A subsequent government investigation, by the Department for Business, Innovation and Skills concluded that the Phorm technology did not breach European laws on data protection. Nevertheless, the E-Privacy Directive clearly requires EU Member States to ensure confidentiality of the communications and related traffic data by prohibiting unlawful interception and surveillance unless the users concerned have consented. And the Data Protection Directive also specifies that user consent must be “freely given specific and informed”. Does an obscure opt-out amount to “freely given” or “informed” consent? The EC thinks not, and is also concerned that the UK does not have an independent national supervisory authority that deals with such interceptions.

The EC also thinks that the application of UK surveillance law (as set out in the Regulation of Investigatory Powers Act (RIPA) isn’t being regulated properly.

The UK which now has two months in which to respond to the Commission.
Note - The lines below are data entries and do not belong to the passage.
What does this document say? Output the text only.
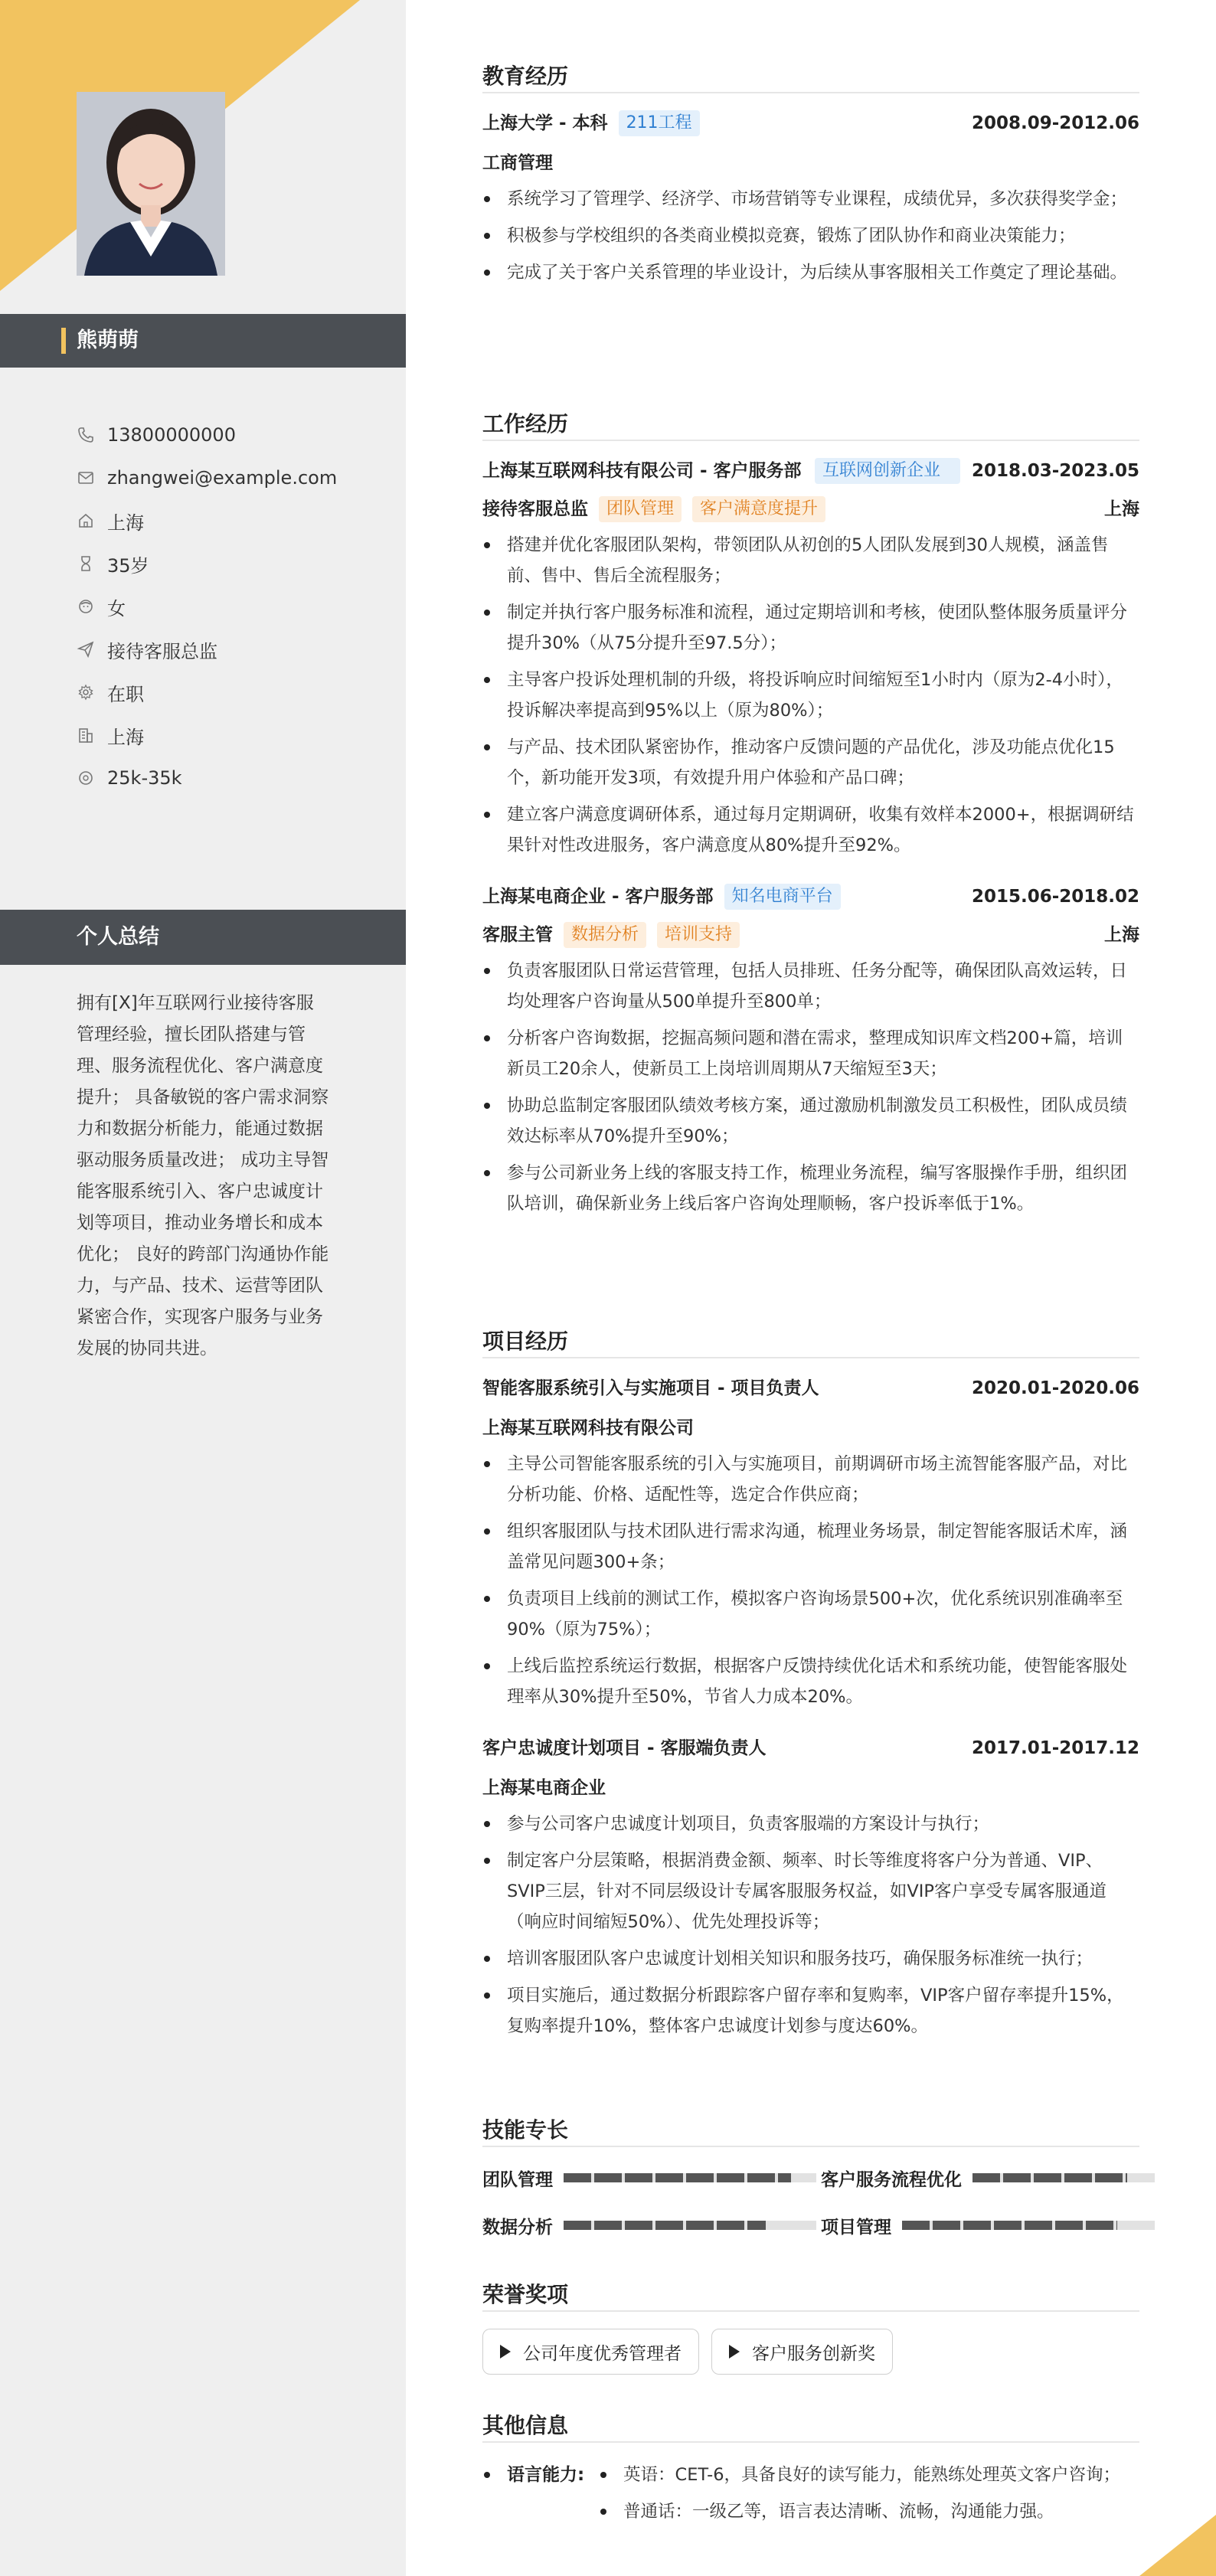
熊萌萌
13800000000
zhangwei@example.com
上海
35岁
女
接待客服总监
在职
上海
25k-35k
个人总结
拥有[X]年互联网行业接待客服管理经验，擅长团队搭建与管理、服务流程优化、客户满意度提升； 具备敏锐的客户需求洞察力和数据分析能力，能通过数据驱动服务质量改进； 成功主导智能客服系统引入、客户忠诚度计划等项目，推动业务增长和成本优化； 良好的跨部门沟通协作能力，与产品、技术、运营等团队紧密合作，实现客户服务与业务发展的协同共进。
教育经历
上海大学 - 本科	211工程	2008.09-2012.06
工商管理
系统学习了管理学、经济学、市场营销等专业课程，成绩优异，多次获得奖学金；
积极参与学校组织的各类商业模拟竞赛，锻炼了团队协作和商业决策能力；
完成了关于客户关系管理的毕业设计，为后续从事客服相关工作奠定了理论基础。
工作经历
上海某互联网科技有限公司 - 客户服务部	互联网创新企业	2018.03-2023.05
接待客服总监	团队管理	客户满意度提升	上海
搭建并优化客服团队架构，带领团队从初创的5人团队发展到30人规模，涵盖售前、售中、售后全流程服务；
制定并执行客户服务标准和流程，通过定期培训和考核，使团队整体服务质量评分提升30%（从75分提升至97.5分）；
主导客户投诉处理机制的升级，将投诉响应时间缩短至1小时内（原为2-4小时），投诉解决率提高到95%以上（原为80%）；
与产品、技术团队紧密协作，推动客户反馈问题的产品优化，涉及功能点优化15个，新功能开发3项，有效提升用户体验和产品口碑；
建立客户满意度调研体系，通过每月定期调研，收集有效样本2000+，根据调研结果针对性改进服务，客户满意度从80%提升至92%。
上海某电商企业 - 客户服务部	知名电商平台	2015.06-2018.02
客服主管	数据分析	培训支持	上海
负责客服团队日常运营管理，包括人员排班、任务分配等，确保团队高效运转，日均处理客户咨询量从500单提升至800单；
分析客户咨询数据，挖掘高频问题和潜在需求，整理成知识库文档200+篇，培训新员工20余人，使新员工上岗培训周期从7天缩短至3天；
协助总监制定客服团队绩效考核方案，通过激励机制激发员工积极性，团队成员绩效达标率从70%提升至90%；
参与公司新业务上线的客服支持工作，梳理业务流程，编写客服操作手册，组织团队培训，确保新业务上线后客户咨询处理顺畅，客户投诉率低于1%。
项目经历
智能客服系统引入与实施项目 - 项目负责人	2020.01-2020.06
上海某互联网科技有限公司
主导公司智能客服系统的引入与实施项目，前期调研市场主流智能客服产品，对比分析功能、价格、适配性等，选定合作供应商；
组织客服团队与技术团队进行需求沟通，梳理业务场景，制定智能客服话术库，涵盖常见问题300+条；
负责项目上线前的测试工作，模拟客户咨询场景500+次，优化系统识别准确率至90%（原为75%）；
上线后监控系统运行数据，根据客户反馈持续优化话术和系统功能，使智能客服处理率从30%提升至50%，节省人力成本20%。
客户忠诚度计划项目 - 客服端负责人	2017.01-2017.12
上海某电商企业
参与公司客户忠诚度计划项目，负责客服端的方案设计与执行；
制定客户分层策略，根据消费金额、频率、时长等维度将客户分为普通、VIP、SVIP三层，针对不同层级设计专属客服服务权益，如VIP客户享受专属客服通道（响应时间缩短50%）、优先处理投诉等；
培训客服团队客户忠诚度计划相关知识和服务技巧，确保服务标准统一执行；
项目实施后，通过数据分析跟踪客户留存率和复购率，VIP客户留存率提升15%，复购率提升10%，整体客户忠诚度计划参与度达60%。
技能专长
团队管理	客户服务流程优化
数据分析	项目管理
荣誉奖项
公司年度优秀管理者	客户服务创新奖
其他信息
语言能力:	英语：CET-6，具备良好的读写能力，能熟练处理英文客户咨询；
普通话：一级乙等，语言表达清晰、流畅，沟通能力强。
If the Commission is unsatisfied with the response it could take the case to an EU court and perhaps force a change in UK law.

Olympic Stadium Photos (aka Red Heat)

When I was a trainee I was once asked if a client could use “copyright” to stop a newspaper printing photos of its stadium development (the answer was no).

So I was amused that the International Olympic Commitee has sent a “legal letter” to a photographer asking him to remove photos of the Beijing Water Cube from Flickr.

Interestingly the letter doesn’t mention copyright (although a lot of the blog commentators do start banging on about copyright).  Under UK law the photographer owns the copyright in a photo he/she takes (no matter what the subject matter is). So on that analysis the IOC have no copyright in the photo taken by the photographer.

There is a type of quasi intellectual property right called moral rights which gives a very limited protection to a person featured in a a commissioned photo such as a wedding photo.  More relevantly for this case there is also a moral right that (if asserted) means the architect of a building has to be indentified every time a photo of that building is displayed.

Rather than fight on copyright (good decision) the IOC letter claims that posting the photo is a breach of contract.

“What contract?” I hear you cry. The contract the IOC is referring to is the contract formed when you buy a ticket for an Olympic event. That contract has terms that prohibit the taking of photos at the event. However, it is not clear that the photographer bought a ticket, and the photos are exterior shots. So that looks like a dud line of attack.

Finally the IOC letter says its trade mark rights are being infringed. However, under UK law at least, I don’t think the photographer is infringing the trade marks because he is not using the Olympic trade mark as a “badge of origin” or similar.

I have noticed an increase in these “Olympic committee being over zealous in protecting its trade mark” stories recently.  I blame the lawyers!

From a personal point of view I hope they don’t have a pop at Little Chef’s Olympic breakfast.